REZAGO.El dato más preocupante es el rezago de carpetas de investigación que permanecen inactivas durante periodos prolongados, algunas por más de 30 días. A ello se suman peritajes que tardan en llegar y solicitudes de actos de investigación que no reciben respuesta oportuna. Cada retraso administrativo puede convertirse en un problema de justicia y, peor aún, en una nueva razón para que las víctimas pierdan confianza en las instituciones. La FGE tiene una responsabilidad particularmente delicada en un estado donde la inseguridad y la impunidad han golpeado durante años.

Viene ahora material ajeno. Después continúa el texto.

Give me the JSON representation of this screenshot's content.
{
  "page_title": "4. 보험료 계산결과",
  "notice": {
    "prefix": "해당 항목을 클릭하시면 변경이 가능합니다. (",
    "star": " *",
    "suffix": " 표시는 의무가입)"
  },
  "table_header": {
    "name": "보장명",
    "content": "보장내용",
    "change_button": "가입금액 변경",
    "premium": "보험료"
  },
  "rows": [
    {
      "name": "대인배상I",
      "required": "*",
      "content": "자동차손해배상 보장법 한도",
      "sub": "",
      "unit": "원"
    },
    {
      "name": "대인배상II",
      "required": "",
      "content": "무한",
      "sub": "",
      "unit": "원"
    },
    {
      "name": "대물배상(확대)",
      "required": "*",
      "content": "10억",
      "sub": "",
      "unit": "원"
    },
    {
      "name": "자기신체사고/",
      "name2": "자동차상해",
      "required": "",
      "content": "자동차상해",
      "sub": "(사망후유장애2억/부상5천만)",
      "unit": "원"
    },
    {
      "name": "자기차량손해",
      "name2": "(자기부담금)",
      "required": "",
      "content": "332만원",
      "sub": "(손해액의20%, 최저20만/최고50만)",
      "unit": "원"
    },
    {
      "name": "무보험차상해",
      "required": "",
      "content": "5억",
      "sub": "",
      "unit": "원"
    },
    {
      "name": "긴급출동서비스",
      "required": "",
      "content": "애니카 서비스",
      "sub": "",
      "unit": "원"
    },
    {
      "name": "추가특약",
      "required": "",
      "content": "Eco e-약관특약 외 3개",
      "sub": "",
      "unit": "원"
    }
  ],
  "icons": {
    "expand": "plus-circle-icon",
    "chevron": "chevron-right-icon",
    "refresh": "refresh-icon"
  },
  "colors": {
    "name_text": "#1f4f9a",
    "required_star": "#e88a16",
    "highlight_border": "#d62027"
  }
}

Una carpeta detenida no es simplemente un expediente que espera en un escritorio: detrás puede existir una familia esperando respuestas, una víctima esperando reparación o una sociedad esperando que un delito no quede sin consecuencias.
La supervisión interna debe servir para prevenir, no únicamente para documentar errores. La FGE necesita controles, seguimiento, capacitación y resultados. Porque en materia de justicia, cada día perdido puede significar mucho más que un trámite pendiente: puede significar una oportunidad perdida para hacer justicia.